Il sonno. La morte direi, se anch'essa
da un pezzo - già non se ne fosse andata
da questi luoghi.
Aspetto
e ascolto.
(L'acqua,
da quanti milioni d'anni, l'acqua,
ha questo suo stesso suono
sulle sue pietre?)
Mi sento
perso nel tempo.
Fuori
del tempo, forse.
Ma sono
con me stesso. Non voglio
lasciare me stesso uscire
da me stesso come,
dal sotterraneo
il grillotalpa in cerca
d'altro buio.
Il trifoglio
della cìttà è troppo
fitto. lo son già cieco.
Ma qui vedo. Parlo.
Qui dialogo. lo
qui mi rispondo e ho il mio
interlocutore. Non voglio
murarlo nel silenzio sordo
d'un frastuono senz'ombra
d'anima.
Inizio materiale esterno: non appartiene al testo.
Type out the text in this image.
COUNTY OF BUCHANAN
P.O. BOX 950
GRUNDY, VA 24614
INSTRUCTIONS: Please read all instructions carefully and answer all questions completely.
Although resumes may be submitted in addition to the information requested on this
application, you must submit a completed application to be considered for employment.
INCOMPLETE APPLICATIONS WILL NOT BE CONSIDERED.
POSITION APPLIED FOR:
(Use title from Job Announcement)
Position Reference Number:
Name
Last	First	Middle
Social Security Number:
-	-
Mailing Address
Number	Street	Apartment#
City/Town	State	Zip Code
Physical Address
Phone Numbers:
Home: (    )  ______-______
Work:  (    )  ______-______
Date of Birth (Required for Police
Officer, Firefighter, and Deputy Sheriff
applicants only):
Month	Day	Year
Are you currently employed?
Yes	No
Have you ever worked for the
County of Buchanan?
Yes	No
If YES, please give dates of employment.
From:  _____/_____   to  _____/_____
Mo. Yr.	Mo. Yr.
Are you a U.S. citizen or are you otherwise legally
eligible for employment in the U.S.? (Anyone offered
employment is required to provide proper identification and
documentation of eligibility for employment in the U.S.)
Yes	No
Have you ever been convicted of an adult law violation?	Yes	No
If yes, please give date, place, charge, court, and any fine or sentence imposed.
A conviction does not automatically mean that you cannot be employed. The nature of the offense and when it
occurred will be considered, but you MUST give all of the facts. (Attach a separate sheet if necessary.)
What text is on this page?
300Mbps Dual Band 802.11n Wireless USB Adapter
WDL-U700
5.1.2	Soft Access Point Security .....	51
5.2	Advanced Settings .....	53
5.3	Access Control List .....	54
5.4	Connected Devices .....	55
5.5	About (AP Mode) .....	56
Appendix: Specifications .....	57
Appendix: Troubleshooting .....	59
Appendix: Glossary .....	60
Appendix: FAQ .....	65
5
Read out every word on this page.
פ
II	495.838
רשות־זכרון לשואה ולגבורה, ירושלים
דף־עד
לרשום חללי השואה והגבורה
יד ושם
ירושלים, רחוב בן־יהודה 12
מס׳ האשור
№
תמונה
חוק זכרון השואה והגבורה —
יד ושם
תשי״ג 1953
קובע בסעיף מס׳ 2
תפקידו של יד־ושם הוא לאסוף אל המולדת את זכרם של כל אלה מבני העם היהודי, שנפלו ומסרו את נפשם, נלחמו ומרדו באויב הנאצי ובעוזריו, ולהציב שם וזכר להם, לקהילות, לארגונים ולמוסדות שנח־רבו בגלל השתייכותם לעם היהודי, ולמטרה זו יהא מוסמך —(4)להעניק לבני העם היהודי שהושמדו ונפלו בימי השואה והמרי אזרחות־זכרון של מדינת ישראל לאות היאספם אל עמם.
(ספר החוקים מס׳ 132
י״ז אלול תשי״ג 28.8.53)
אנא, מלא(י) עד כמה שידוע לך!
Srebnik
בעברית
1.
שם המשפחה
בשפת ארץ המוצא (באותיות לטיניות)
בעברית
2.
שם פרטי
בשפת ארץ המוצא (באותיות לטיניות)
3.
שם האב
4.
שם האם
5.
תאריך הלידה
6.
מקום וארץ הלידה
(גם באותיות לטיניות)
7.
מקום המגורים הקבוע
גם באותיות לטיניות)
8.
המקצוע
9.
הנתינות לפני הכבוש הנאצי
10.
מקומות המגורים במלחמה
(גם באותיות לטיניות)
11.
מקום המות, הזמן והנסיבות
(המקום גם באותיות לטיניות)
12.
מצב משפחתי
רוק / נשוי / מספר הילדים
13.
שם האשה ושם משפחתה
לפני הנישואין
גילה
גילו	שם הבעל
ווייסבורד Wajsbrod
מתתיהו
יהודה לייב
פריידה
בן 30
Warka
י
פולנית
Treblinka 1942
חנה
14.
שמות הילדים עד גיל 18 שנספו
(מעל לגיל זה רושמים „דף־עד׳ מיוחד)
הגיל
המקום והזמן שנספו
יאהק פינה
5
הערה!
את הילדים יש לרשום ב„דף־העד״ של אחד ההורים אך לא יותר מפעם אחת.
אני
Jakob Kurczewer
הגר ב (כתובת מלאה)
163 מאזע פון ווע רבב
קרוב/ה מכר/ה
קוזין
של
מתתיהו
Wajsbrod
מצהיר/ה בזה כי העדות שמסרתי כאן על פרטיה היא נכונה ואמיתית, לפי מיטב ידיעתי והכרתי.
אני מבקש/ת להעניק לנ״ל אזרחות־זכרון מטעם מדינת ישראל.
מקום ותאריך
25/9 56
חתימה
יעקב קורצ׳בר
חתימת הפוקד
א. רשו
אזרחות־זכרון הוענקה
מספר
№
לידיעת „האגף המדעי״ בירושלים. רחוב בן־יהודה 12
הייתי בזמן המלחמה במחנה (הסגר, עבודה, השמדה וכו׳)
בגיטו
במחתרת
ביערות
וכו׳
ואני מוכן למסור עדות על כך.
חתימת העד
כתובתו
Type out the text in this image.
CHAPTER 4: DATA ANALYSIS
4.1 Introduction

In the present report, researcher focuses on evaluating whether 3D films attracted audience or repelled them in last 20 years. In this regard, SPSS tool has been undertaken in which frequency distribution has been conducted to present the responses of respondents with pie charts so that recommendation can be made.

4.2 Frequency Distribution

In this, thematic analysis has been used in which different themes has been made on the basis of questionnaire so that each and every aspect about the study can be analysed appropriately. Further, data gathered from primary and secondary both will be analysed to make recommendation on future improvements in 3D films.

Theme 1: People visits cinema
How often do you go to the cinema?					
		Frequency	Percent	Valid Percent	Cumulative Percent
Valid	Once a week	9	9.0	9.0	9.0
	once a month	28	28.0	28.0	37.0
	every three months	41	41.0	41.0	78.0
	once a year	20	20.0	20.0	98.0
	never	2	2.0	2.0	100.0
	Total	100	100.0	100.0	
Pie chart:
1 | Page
Di parole
senza più anima

 

2 commenti:

SaraDurantini ha detto...

Amo molto Caproni, ne ho parlato poche settimane fa sul mio blog proprio a proposito di un saggio letto qualche anno fa. Hai scelto una poesia impegnativa, come del resto tutto ciò che ha scritto.

peppe stamegna ha detto...

Spero che per "impegnativa" tu intenda anche intensa, bella. A me è piaciuta, anche perchè l'ho sentita attualissima per il mio stato d'animo...
Non sono riuscito a cercare il pezzo su Caproni sul tuo blog.